Hey, did you even look at either of the photos in this post? If not, congratulations: you're normal. Eyetracking maps show there is a certain type of image that people literally do not see on a web page. It is amazing to realise that images can be totally ignored by a sample of 30 people in the entire time they spend looking at a page. A selective blindness strikes virtually all viewers.
Perfection gets rejection. It isn't repulsive photos that repel the eye's photos of professional models posing. They all look the same.
At Usability Week 2006 in Sydney, Kara Pernice Coyne showed numerous examples of this phenomenon. All were based on her own research with Jakob Nielsen.
Want a visual filler for your page about office equipment? Don't even think about using a stock photo of a model smiling. Out of the corner of their eyes, readers notice just enough to deduce: boring, fake, might be an ad: avoid!
Instead, use an image of a real person in a real situation. Images that do get attention are relevant to the content, clear, and just the right size. We look at images of approachable people, smiling and looking at the camera.
YouTube is built upon such truths.
7 comments
Feb 20, 2007 • Posted by monchito
Hehehe :)
Jan 11, 2007 • Posted by rachel
Quick, cheap, and mindless?
Jan 11, 2007 • Posted by monchito
It’s a simple truth and one all webmaster/graphics designers/seo’s should take into account.
However, why is it that off the web, on tv, there are so many ‘stock photo people’ to be seen in commercials? There must be some reason for that… I wonder what it is
Dec 08, 2006 • Posted by rachel
Yesterday I found a call-centre photo that I did look at: is it because this particular model is looking at me and smiling? I almost believe in her. Why? (Or am I just desperate?)
https://www.consumables.co.nz/
Dec 08, 2006 • Posted by Matt Sach
I’m afraid I had the same response as lisa in this context, but you’re so spot on for the occasions when people are using them in the “right” context. I find them absolutely laughable!
Nov 15, 2006 • Posted by rachel
That makes two people who have reacted similarly – wow!
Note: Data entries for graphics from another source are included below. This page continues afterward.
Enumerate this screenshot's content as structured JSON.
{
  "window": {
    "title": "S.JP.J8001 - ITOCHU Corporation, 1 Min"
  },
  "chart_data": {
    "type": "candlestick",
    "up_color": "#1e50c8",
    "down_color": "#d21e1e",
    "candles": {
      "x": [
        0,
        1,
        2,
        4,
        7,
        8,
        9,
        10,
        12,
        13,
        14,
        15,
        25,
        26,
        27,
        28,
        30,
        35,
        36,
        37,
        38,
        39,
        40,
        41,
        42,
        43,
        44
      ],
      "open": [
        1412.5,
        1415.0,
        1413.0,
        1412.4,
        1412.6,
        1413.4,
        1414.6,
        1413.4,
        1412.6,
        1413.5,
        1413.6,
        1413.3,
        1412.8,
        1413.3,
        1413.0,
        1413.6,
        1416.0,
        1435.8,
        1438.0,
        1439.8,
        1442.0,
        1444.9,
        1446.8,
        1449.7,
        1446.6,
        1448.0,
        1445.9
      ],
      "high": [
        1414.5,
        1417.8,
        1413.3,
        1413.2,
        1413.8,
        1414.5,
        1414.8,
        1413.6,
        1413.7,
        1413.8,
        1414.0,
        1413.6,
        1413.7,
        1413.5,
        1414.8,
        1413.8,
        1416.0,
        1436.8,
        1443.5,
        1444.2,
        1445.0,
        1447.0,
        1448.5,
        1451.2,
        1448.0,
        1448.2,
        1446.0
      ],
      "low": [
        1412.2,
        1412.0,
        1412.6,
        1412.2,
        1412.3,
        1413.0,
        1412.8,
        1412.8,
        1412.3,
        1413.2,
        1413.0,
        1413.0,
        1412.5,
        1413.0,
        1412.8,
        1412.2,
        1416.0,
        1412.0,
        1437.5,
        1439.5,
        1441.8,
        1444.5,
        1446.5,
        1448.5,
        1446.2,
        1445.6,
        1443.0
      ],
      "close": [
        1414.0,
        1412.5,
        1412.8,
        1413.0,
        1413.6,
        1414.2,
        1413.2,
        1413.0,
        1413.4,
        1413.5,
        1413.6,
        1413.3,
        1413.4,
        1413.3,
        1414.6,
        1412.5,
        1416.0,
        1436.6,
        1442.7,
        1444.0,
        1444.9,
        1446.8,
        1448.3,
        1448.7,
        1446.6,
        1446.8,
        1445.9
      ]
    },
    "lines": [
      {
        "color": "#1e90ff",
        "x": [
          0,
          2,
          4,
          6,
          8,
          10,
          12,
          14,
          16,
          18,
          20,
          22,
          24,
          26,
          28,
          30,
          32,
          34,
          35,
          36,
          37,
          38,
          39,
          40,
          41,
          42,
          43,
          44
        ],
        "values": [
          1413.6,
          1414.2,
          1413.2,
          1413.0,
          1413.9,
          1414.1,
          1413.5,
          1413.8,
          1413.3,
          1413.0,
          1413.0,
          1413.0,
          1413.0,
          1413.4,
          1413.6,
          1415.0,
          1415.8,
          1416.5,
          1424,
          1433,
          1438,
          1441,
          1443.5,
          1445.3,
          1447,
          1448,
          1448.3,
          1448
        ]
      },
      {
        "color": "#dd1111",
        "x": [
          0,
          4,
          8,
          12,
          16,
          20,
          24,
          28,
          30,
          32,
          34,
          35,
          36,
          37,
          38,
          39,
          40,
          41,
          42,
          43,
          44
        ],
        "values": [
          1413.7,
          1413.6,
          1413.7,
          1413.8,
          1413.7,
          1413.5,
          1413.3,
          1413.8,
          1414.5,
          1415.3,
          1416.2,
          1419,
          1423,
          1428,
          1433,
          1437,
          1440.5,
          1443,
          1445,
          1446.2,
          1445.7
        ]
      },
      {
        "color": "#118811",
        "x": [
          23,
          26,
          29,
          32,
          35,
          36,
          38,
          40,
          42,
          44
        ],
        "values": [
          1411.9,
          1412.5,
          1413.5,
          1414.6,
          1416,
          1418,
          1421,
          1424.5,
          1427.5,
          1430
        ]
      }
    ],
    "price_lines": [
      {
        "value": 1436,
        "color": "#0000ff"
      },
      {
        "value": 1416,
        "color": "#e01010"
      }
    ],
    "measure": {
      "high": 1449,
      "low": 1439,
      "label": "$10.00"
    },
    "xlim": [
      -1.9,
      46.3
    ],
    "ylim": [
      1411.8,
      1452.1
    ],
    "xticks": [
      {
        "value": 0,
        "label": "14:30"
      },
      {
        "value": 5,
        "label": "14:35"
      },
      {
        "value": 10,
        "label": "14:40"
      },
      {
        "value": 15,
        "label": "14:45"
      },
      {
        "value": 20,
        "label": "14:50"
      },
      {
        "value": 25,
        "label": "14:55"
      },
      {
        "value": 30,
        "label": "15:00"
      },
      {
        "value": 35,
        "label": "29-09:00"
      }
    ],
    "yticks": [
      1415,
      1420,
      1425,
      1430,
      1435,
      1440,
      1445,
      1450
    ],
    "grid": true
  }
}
Coyne and Nielsen say images must be relevant; seems when an image is both generic and wildly inappropriate, it influences readers to reject the words as well as the image. I guess this makes the message even stronger: such images are poison.
Nov 14, 2006 • Posted by lisa
while you’re making a point, you’re kinda missing something – and that’s that the images you used were so out of place on this site that my eyes were immediately compelled to look at them – and in fact stopped me from reading your post. or was that in fact the point?